Ahead was what was practically a small town—the threshing sheds, the barracks, mess halls and the like. On a low hill was a sprawling building that seemed to be larger than the Governor’s Residence, tall by Liberian standards, all of four stories. In the center of its flat roof was a mooring mast from which a dirigible, smaller than Fat Susie, a clumsy looking non-rigid, was just casting off.

“McReady to Fat Susie,” came a nasal voice from the speaker of the transceiver. “The mast will be ready for you. The mooring crew is waiting.”

“Thank you, Mr. McReady,” said Grimes into the microphone.

He had little to do but watch as Sanchez brought the airship in. He thought that the pilot was maintaining full speed for too long—and restrained himself from back-seat driving. But a dirigible, he realized, would lose way very quickly once power was cut. Such was the case. It was Su Lin who started, by remote control, the small winches that let down the weighted lines for the mooring crew to grab hold of and the other winch that paid out the stouter mooring, flexible wire rope, from Fat Susie’s blunt nose.
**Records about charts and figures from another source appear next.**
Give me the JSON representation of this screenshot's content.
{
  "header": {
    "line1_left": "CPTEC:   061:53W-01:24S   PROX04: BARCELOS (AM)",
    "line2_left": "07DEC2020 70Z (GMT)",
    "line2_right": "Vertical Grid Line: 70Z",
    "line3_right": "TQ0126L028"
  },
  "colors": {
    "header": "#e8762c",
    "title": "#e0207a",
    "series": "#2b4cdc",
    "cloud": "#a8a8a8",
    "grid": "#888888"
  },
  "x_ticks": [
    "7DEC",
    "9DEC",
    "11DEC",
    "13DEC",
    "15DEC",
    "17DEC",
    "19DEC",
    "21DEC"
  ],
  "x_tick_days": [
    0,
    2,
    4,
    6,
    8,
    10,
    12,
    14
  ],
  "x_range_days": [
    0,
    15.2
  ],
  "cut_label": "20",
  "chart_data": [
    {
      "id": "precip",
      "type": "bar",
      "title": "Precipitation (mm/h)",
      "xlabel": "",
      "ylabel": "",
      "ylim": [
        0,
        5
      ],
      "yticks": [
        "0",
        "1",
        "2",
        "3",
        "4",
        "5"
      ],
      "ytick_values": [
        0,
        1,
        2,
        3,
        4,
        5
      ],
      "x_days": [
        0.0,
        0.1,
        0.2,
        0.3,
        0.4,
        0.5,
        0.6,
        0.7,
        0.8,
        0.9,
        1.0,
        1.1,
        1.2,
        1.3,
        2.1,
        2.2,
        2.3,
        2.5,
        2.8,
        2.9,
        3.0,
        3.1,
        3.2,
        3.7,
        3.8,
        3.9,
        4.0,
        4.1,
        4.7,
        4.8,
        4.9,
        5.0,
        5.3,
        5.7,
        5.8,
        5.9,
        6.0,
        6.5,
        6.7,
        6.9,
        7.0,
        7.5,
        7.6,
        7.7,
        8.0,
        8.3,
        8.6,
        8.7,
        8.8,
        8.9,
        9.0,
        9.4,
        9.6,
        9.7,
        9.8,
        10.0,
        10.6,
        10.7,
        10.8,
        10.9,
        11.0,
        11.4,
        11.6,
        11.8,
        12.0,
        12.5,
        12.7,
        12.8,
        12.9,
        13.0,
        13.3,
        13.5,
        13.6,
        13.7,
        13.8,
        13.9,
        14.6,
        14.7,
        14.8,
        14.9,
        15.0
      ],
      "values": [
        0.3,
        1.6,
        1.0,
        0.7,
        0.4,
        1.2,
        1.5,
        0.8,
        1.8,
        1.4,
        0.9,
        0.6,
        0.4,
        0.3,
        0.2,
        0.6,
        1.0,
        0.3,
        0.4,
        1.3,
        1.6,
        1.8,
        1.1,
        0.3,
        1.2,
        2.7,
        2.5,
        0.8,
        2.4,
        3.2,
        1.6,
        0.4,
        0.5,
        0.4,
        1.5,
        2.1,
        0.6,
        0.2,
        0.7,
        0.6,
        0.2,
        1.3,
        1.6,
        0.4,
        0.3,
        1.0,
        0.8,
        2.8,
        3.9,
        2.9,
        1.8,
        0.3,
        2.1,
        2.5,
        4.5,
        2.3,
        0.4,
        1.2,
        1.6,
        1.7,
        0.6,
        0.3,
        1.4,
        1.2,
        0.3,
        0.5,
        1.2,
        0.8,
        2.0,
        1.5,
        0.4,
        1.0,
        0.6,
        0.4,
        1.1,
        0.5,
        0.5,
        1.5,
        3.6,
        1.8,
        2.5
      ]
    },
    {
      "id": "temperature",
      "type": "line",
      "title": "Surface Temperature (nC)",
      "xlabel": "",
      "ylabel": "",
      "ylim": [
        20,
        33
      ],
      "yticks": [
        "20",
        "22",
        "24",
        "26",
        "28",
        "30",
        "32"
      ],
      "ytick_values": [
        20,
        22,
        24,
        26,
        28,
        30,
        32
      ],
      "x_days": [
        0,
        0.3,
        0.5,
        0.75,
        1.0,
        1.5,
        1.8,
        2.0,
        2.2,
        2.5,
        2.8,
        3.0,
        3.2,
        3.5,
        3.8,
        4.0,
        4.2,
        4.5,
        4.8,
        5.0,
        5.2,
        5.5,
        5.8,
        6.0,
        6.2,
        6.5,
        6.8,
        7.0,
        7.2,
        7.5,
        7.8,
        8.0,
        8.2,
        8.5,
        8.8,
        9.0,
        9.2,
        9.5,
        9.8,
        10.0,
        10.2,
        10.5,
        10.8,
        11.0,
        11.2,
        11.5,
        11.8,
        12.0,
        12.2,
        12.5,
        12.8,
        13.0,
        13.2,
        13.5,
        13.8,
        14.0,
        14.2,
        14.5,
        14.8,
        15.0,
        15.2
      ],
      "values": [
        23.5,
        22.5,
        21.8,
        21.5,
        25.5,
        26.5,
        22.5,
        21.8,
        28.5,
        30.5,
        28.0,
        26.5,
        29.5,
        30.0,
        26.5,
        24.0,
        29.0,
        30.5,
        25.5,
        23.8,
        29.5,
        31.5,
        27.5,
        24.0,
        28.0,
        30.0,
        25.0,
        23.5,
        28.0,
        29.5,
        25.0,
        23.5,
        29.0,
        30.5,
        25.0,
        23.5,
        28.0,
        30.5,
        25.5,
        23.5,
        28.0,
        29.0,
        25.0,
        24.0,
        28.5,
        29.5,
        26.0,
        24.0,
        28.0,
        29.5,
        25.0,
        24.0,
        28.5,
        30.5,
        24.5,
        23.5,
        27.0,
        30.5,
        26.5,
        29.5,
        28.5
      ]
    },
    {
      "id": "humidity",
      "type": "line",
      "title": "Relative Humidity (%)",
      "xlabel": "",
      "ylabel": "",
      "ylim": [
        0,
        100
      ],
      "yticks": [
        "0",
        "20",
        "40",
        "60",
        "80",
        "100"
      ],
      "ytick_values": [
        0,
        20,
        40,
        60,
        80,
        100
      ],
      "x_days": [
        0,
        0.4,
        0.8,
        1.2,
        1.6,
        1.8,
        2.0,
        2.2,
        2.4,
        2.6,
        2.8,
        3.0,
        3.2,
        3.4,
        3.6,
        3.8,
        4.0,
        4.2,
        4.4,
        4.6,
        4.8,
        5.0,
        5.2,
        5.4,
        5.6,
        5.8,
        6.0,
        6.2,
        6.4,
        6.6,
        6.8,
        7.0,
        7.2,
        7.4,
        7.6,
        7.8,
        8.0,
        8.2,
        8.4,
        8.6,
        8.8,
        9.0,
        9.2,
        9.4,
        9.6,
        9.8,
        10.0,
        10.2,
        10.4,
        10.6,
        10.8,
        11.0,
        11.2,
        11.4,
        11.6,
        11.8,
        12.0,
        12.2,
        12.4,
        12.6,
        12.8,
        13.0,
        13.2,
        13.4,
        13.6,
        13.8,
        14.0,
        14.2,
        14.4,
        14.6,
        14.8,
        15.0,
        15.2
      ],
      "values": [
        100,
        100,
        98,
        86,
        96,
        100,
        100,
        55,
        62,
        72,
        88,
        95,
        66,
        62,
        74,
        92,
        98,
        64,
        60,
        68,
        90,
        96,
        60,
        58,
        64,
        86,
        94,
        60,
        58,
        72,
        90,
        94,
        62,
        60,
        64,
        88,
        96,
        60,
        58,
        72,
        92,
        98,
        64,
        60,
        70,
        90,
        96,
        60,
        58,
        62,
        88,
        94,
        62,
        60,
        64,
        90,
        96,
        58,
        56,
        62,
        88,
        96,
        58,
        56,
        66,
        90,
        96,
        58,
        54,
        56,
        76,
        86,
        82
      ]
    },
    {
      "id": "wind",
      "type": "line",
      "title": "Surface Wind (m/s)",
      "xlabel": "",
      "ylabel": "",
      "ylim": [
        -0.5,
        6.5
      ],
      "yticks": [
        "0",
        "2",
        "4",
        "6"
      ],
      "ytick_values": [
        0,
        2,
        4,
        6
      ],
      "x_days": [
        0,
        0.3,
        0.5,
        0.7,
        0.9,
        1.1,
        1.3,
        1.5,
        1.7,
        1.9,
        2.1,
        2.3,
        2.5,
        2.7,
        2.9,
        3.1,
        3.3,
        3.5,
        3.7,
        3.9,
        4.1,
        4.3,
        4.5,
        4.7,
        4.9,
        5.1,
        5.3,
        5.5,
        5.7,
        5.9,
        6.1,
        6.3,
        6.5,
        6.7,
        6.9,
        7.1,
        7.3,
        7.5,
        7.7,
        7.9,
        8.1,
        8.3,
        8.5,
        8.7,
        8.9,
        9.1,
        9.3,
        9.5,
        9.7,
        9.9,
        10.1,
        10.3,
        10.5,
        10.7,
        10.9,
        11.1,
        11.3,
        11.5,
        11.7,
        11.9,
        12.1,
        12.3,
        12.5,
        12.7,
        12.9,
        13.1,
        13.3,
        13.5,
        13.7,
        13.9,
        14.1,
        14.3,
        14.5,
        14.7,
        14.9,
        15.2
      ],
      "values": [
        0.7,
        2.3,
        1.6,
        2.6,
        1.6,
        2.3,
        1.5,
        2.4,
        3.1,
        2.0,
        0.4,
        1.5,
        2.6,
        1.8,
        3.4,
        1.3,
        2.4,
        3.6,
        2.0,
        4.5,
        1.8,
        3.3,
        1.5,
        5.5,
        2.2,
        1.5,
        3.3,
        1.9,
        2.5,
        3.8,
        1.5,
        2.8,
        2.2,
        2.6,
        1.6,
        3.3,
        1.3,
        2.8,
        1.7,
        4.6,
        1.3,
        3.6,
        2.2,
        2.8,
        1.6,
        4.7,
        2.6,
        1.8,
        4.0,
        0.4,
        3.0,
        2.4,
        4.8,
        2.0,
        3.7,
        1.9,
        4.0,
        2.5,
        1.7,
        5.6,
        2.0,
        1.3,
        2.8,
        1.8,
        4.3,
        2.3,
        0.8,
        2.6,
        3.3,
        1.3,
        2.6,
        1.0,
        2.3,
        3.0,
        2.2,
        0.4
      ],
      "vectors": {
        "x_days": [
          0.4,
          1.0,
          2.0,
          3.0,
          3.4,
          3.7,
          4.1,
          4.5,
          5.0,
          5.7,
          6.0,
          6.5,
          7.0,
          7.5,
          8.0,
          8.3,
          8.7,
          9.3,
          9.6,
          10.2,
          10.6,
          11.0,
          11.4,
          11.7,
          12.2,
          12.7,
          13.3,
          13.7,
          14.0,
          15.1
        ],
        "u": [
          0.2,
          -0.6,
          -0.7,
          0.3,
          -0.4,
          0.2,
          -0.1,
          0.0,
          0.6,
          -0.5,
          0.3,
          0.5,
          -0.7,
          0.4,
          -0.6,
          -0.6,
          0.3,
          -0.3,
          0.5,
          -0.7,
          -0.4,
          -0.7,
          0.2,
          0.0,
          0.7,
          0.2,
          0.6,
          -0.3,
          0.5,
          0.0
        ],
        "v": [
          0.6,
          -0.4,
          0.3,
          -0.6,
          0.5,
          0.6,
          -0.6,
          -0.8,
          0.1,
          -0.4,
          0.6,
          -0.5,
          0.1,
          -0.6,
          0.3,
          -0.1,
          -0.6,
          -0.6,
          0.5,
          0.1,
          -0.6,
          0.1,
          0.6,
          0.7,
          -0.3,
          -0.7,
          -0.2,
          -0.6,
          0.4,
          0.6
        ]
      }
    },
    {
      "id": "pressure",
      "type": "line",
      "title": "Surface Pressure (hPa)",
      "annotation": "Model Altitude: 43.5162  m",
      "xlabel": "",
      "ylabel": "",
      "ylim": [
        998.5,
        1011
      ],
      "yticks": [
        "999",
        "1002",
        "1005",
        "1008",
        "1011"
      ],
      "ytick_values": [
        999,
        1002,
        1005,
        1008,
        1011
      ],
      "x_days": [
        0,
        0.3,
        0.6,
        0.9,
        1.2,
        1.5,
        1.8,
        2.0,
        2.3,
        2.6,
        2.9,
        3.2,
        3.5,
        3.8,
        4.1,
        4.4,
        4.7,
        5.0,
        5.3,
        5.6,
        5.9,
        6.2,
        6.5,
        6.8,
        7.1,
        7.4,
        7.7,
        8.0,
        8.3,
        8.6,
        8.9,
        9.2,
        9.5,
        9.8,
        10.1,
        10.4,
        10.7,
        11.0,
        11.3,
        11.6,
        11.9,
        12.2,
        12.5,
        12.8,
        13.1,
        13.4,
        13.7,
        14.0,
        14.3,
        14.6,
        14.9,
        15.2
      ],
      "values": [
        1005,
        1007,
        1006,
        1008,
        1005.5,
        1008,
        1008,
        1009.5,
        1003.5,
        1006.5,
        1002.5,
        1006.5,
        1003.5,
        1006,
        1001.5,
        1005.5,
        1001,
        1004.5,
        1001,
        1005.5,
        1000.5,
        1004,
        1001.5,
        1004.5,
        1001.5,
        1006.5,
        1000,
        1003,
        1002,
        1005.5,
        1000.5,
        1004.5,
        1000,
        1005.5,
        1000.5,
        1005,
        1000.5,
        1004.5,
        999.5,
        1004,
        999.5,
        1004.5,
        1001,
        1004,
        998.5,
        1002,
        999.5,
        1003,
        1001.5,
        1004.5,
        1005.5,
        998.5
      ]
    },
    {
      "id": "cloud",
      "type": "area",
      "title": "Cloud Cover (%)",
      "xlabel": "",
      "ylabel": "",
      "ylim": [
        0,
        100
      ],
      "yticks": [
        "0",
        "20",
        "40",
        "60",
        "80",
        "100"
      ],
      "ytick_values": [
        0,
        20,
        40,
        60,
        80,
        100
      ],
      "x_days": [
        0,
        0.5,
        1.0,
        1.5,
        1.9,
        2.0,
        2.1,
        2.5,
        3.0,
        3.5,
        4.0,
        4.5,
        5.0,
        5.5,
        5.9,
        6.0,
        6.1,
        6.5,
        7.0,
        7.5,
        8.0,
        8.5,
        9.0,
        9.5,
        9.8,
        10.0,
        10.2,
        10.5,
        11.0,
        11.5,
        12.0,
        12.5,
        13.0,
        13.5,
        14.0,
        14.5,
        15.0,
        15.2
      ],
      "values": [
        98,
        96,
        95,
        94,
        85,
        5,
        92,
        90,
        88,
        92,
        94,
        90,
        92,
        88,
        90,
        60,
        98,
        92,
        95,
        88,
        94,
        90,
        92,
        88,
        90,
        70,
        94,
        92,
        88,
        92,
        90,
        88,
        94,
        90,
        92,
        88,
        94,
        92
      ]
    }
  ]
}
The men on the roof worked efficiently.

A dozen of them held Fat Susie in position while two more of them clipped the end of her bow wire to the other wire from the tower. Winches whined, then there was a muffled clang as the airship’s stem came into contact with the swivel cone.

“We’re here,” said Sanchez.

The door on the port side of the cab slid open, the ladder extended downward until it was just clear of the roof surface. Grimes looked out and down to the people awaiting him. to the tall, blue-denim-clad man with the broad-brimmed hat decorated with a silver band, to the almost as tall blonde woman in her denim shirt and full skirt. Both of them, he saw, were wearing riding boots, with silver spurs.

He thought ironically. Deep in the heart of Texas.